Markov Chains: Discrete Time
Markov Chains: Discrete Time
A discrete-time Markov chain (DTMC) is a sequence $\{X_n\}_{n\ge 0}$ taking values in a countable state space $S$ with the Markov property: the future depends on the past only through the present. This memoryless structure makes Markov chains analytically tractable and widely applicable — in queuing theory, genetics, finance, and algorithm analysis.
The chain is governed by a transition matrix $P$ with $P_{ij}=P(X_{n+1}=j|X_n=i)\ge 0$ and $\sum_j P_{ij}=1$. The $n$-step transition probability satisfies $P^{(n)}=P^n$ by the Chapman-Kolmogorov equations.
Markov Property & Transition Matrix
$$P(X_{n+1}=j\mid X_0,\ldots,X_n)=P(X_{n+1}=j\mid X_n)=P_{X_n,j}.$$The row-stochastic matrix $P$ satisfies $P_{ij}\ge 0$, $\sum_j P_{ij}=1$. The distribution at step $n$ is $\mu^{(n)}=\mu^{(0)}P^n$.
Perron-Frobenius & Stationary Distribution
For an irreducible, aperiodic chain on a finite state space, $P^n\to\Pi$ as $n\to\infty$, where each row of $\Pi$ equals the unique stationary distribution $\pi$ satisfying $$\pi P = \pi, \quad \sum_i \pi_i = 1.$$ For a reversible chain, detailed balance $\pi_i P_{ij}=\pi_j P_{ji}$ implies stationarity.
Example 1 — Two-State Chain
States $\{0,1\}$ with $P=\begin{pmatrix}1-\alpha&\alpha\\\beta&1-\beta\end{pmatrix}$. Solve $\pi P=\pi$: $$\pi_0=\frac{\beta}{\alpha+\beta},\quad \pi_1=\frac{\alpha}{\alpha+\beta}.$$ With $\alpha=0.3$, $\beta=0.5$: $\pi=(0.625,\,0.375)$.
Example 2 — Random Walk on $\mathbb{Z}$
$P_{i,i+1}=p$, $P_{i,i-1}=q=1-p$. The walk is recurrent iff $p=1/2$. The generating function of the first-return time satisfies a quadratic, giving extinction probability $1$ when $p\le 1/2$ and $(q/p)^k$ from state $k$ when $p>1/2$.
Practice
- Find the stationary distribution of $P=\begin{pmatrix}0.6&0.4\\0.2&0.8\end{pmatrix}$.

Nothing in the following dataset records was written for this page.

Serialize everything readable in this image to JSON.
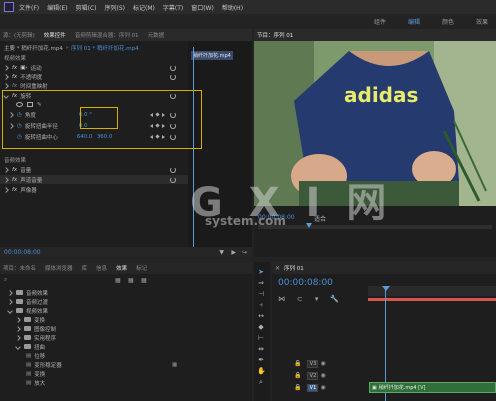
{
  "colors": {
    "accent": "#5b9bd5",
    "panel_bg": "#1e1e1e",
    "selection_outline": "#d4b000",
    "clip_green": "#2f6f3a",
    "playhead_red": "#d9534f"
  },
  "menubar": {
    "items": [
      "文件(F)",
      "编辑(E)",
      "剪辑(C)",
      "序列(S)",
      "标记(M)",
      "字幕(T)",
      "窗口(W)",
      "帮助(H)"
    ]
  },
  "workspaces": {
    "items": [
      "组件",
      "编辑",
      "颜色",
      "效果"
    ],
    "active": "编辑"
  },
  "effect_controls": {
    "tabs": [
      "源：(无剪辑)",
      "效果控件",
      "音频剪辑混合器：序列 01",
      "元数据"
    ],
    "header_master": "主要 * 稍纤扦加花.mp4",
    "header_seq": "序列 01 * 稍纤扦加花.mp4",
    "clip_badge": "稍纤扦加花.mp4",
    "section_video": "视频效果",
    "motion": "运动",
    "opacity": "不透明度",
    "time_remap": "时间重映射",
    "swirl": "旋转",
    "angle_label": "角度",
    "angle_value": "0.0 °",
    "radius_label": "旋转扭曲半径",
    "radius_value": "0.0",
    "center_label": "旋转扭曲中心",
    "center_x": "640.0",
    "center_y": "360.0",
    "section_audio": "音频效果",
    "volume": "音量",
    "channel_volume": "声道音量",
    "panner": "声像器",
    "timecode": "00:00:08:00"
  },
  "program": {
    "title": "节目：序列 01",
    "shirt_text": "adidas",
    "timecode": "00:00:08:00",
    "fit": "适合"
  },
  "watermark": {
    "main": "G X I 网",
    "sub": "system.com"
  },
  "project_panel": {
    "tabs": [
      "项目：未命名",
      "媒体浏览器",
      "库",
      "信息",
      "效果",
      "标记"
    ],
    "tree": [
      {
        "label": "音频效果",
        "level": 0,
        "open": false
      },
      {
        "label": "音频过渡",
        "level": 0,
        "open": false
      },
      {
        "label": "视频效果",
        "level": 0,
        "open": true
      },
      {
        "label": "变换",
        "level": 1,
        "open": false
      },
      {
        "label": "图像控制",
        "level": 1,
        "open": false
      },
      {
        "label": "实用程序",
        "level": 1,
        "open": false
      },
      {
        "label": "扭曲",
        "level": 1,
        "open": true
      },
      {
        "label": "位移",
        "level": 2,
        "open": false
      },
      {
        "label": "变形稳定器",
        "level": 2,
        "open": false
      },
      {
        "label": "变换",
        "level": 2,
        "open": false
      },
      {
        "label": "放大",
        "level": 2,
        "open": false
      }
    ]
  },
  "timeline": {
    "tab": "序列 01",
    "timecode": "00:00:08:00",
    "tracks": [
      "V3",
      "V2",
      "V1"
    ],
    "clip_label": "稍纤扦加花.mp4 [V]"
  }
}
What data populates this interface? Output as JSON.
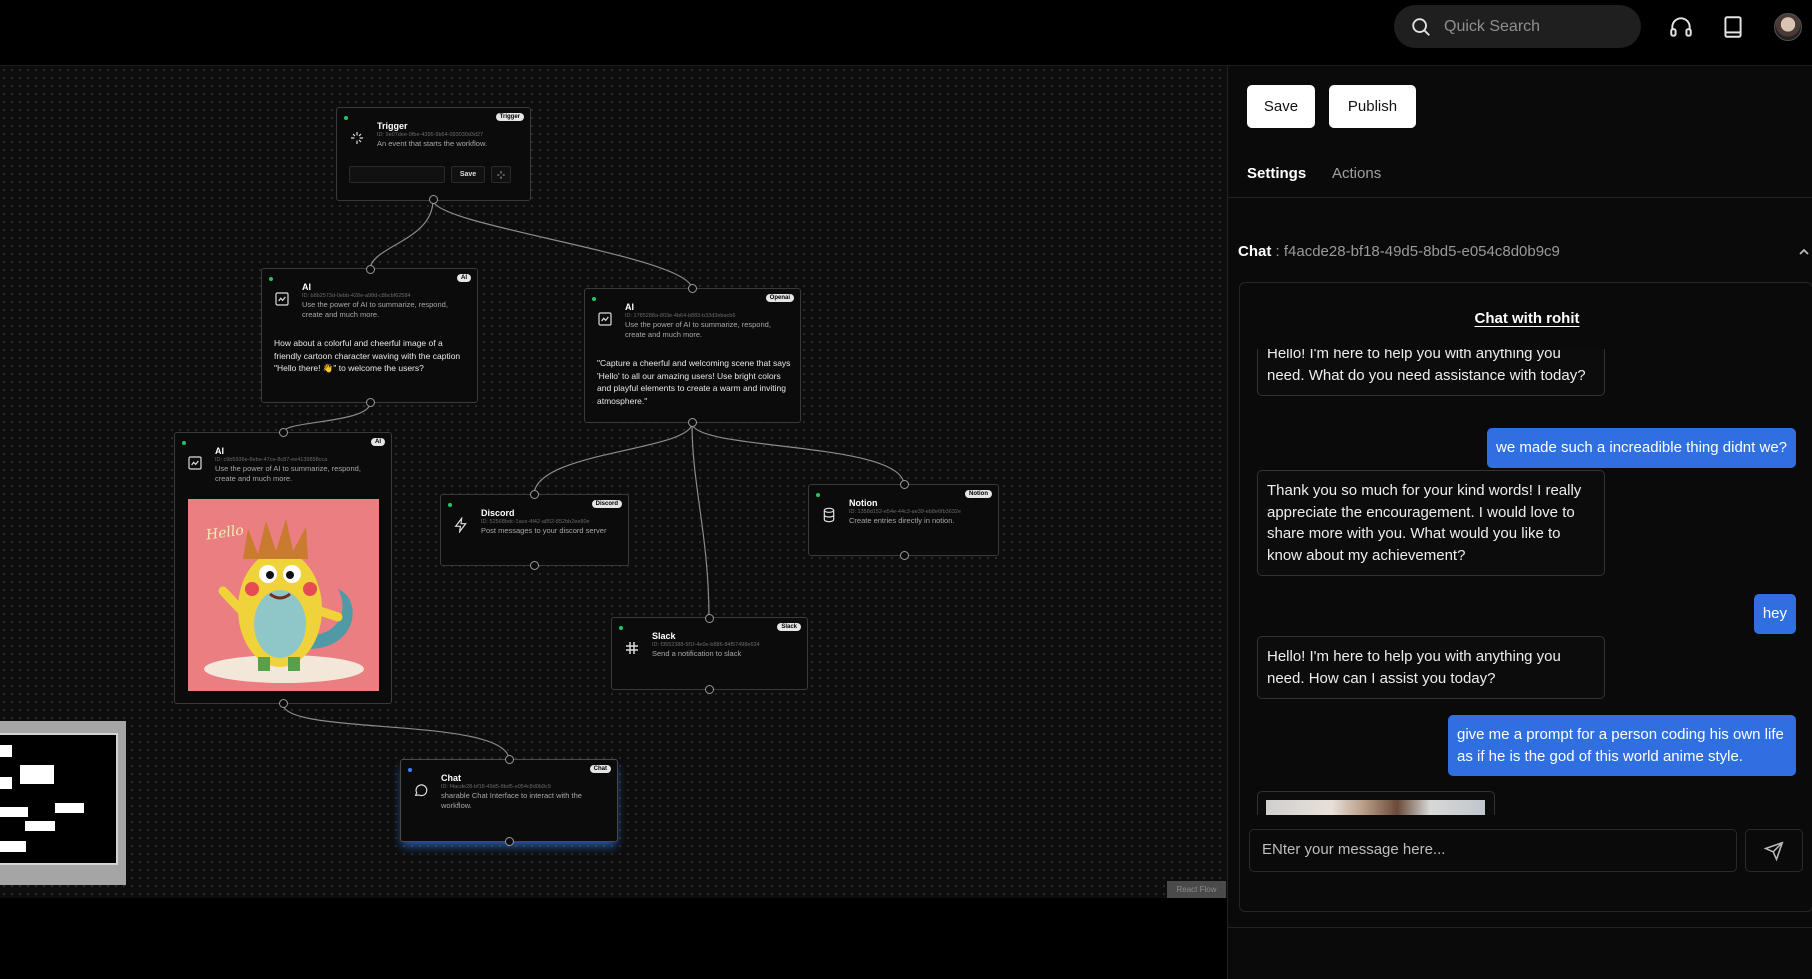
{
  "topbar": {
    "search_placeholder": "Quick Search",
    "icons": [
      "search-icon",
      "headphones-icon",
      "book-icon",
      "avatar"
    ]
  },
  "canvas": {
    "nodes": {
      "trigger": {
        "title": "Trigger",
        "badge": "Trigger",
        "id": "ID: 9e07dee-9fbe-4395-9b64-093030d3d27",
        "desc": "An event that starts the workflow.",
        "save_label": "Save"
      },
      "ai1": {
        "title": "AI",
        "badge": "AI",
        "id": "ID: b8b2573d-0ebb-428e-a98d-c8bcbf62584",
        "desc": "Use the power of AI to summarize, respond, create and much more.",
        "text": "How about a colorful and cheerful image of a friendly cartoon character waving with the caption \"Hello there! 👋\" to welcome the users?"
      },
      "ai2": {
        "title": "AI",
        "badge": "Openai",
        "id": "ID: 1785288a-803e-4b64-b883-b33d3ebacb6",
        "desc": "Use the power of AI to summarize, respond, create and much more.",
        "text": "\"Capture a cheerful and welcoming scene that says 'Hello' to all our amazing users! Use bright colors and playful elements to create a warm and inviting atmosphere.\""
      },
      "ai3": {
        "title": "AI",
        "badge": "AI",
        "id": "ID: c9b5936e-8ebe-47ce-8c87-ee4139898cca",
        "desc": "Use the power of AI to summarize, respond, create and much more.",
        "image_text": "Hello"
      },
      "discord": {
        "title": "Discord",
        "badge": "Discord",
        "id": "ID: 52568bdc-1ace-4f42-a852-852bb2ee80e",
        "desc": "Post messages to your discord server"
      },
      "notion": {
        "title": "Notion",
        "badge": "Notion",
        "id": "ID: 1358d152-e54e-44c3-ae39-eb8e6fb3632e",
        "desc": "Create entries directly in notion."
      },
      "slack": {
        "title": "Slack",
        "badge": "Slack",
        "id": "ID: f3552388-5f1f-4e0e-b886-84f57498e634",
        "desc": "Send a notification to slack"
      },
      "chat": {
        "title": "Chat",
        "badge": "Chat",
        "id": "ID: f4acde28-bf18-49d5-8bd5-e054c8d0b9c9",
        "desc": "sharable Chat Interface to interact with the workflow."
      }
    },
    "attribution": "React Flow"
  },
  "panel": {
    "save_label": "Save",
    "publish_label": "Publish",
    "tabs": [
      "Settings",
      "Actions"
    ],
    "active_tab": "Settings",
    "chat_label": "Chat",
    "chat_id": " : f4acde28-bf18-49d5-8bd5-e054c8d0b9c9",
    "chat_title": "Chat with rohit",
    "messages": [
      {
        "role": "bot",
        "text": "Hello! I'm here to help you with anything you need. What do you need assistance with today?"
      },
      {
        "role": "user",
        "text": "we made such a increadible thing didnt we?"
      },
      {
        "role": "bot",
        "text": "Thank you so much for your kind words! I really appreciate the encouragement. I would love to share more with you. What would you like to know about my achievement?"
      },
      {
        "role": "user",
        "text": "hey"
      },
      {
        "role": "bot",
        "text": "Hello! I'm here to help you with anything you need. How can I assist you today?"
      },
      {
        "role": "user",
        "text": "give me a prompt for a person coding his own life as if he is the god of this world anime style."
      }
    ],
    "input_placeholder": "ENter your message here..."
  }
}
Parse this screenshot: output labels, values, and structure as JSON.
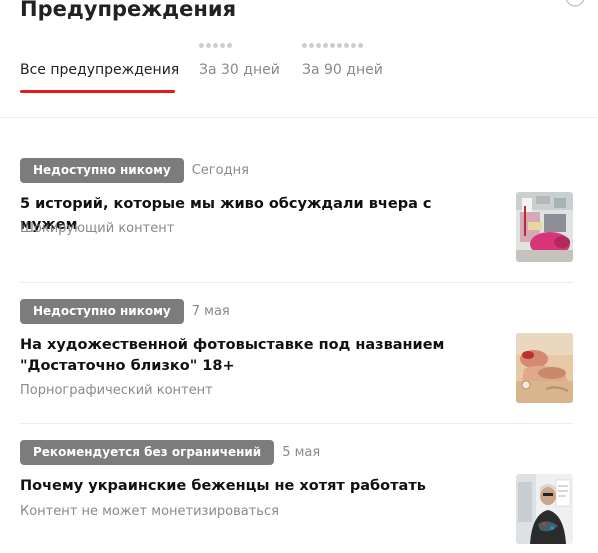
{
  "header": {
    "title": "Предупреждения"
  },
  "tabs": [
    {
      "label": "Все предупреждения",
      "dots": 0,
      "active": true
    },
    {
      "label": "За 30 дней",
      "dots": 5,
      "active": false
    },
    {
      "label": "За 90 дней",
      "dots": 9,
      "active": false
    }
  ],
  "entries": [
    {
      "badge": "Недоступно никому",
      "date": "Сегодня",
      "title": "5 историй, которые мы живо обсуждали вчера с мужем",
      "reason": "Шокирующий контент",
      "thumbnail": "photo-store-shelves-pink"
    },
    {
      "badge": "Недоступно никому",
      "date": "7 мая",
      "title": "На художественной фотовыставке под названием \"Достаточно близко\" 18+",
      "reason": "Порнографический контент",
      "thumbnail": "photo-beach-figure"
    },
    {
      "badge": "Рекомендуется без ограничений",
      "date": "5 мая",
      "title": "Почему украинские беженцы не хотят работать",
      "reason": "Контент не может монетизироваться",
      "thumbnail": "photo-woman-portrait"
    }
  ],
  "colors": {
    "accent": "#e31b1b",
    "badge_bg": "#7c7c7c",
    "muted_text": "#8a8a8a"
  }
}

- Compute $P^2$ for the matrix above and verify Chapman-Kolmogorov.
- Define periodicity of a state and give an example of a periodic chain.
Show Answer Key
1. $\pi P=\pi$ with $\pi_1+\pi_2=1$ gives $0.6\pi_1+0.2\pi_2=\pi_1$, so $\pi_2=2\pi_1$, hence $\boldsymbol{\pi}=(\tfrac{1}{3},\,\tfrac{2}{3})$.
2. $P^2=\begin{pmatrix}0.44&0.56\\0.28&0.72\end{pmatrix}$. Chapman-Kolmogorov: $(P^2)_{ij}=\sum_k P_{ik}P_{kj}$, verified by direct multiplication.
3. State $i$ has period $d$ if $d=\gcd\{n\ge1:P_{ii}^{(n)}>0\}$. Example: a random walk on a bipartite graph (e.g., $\{0,1\}$ with transitions $0\to1$ and $1\to0$ only) has period 2.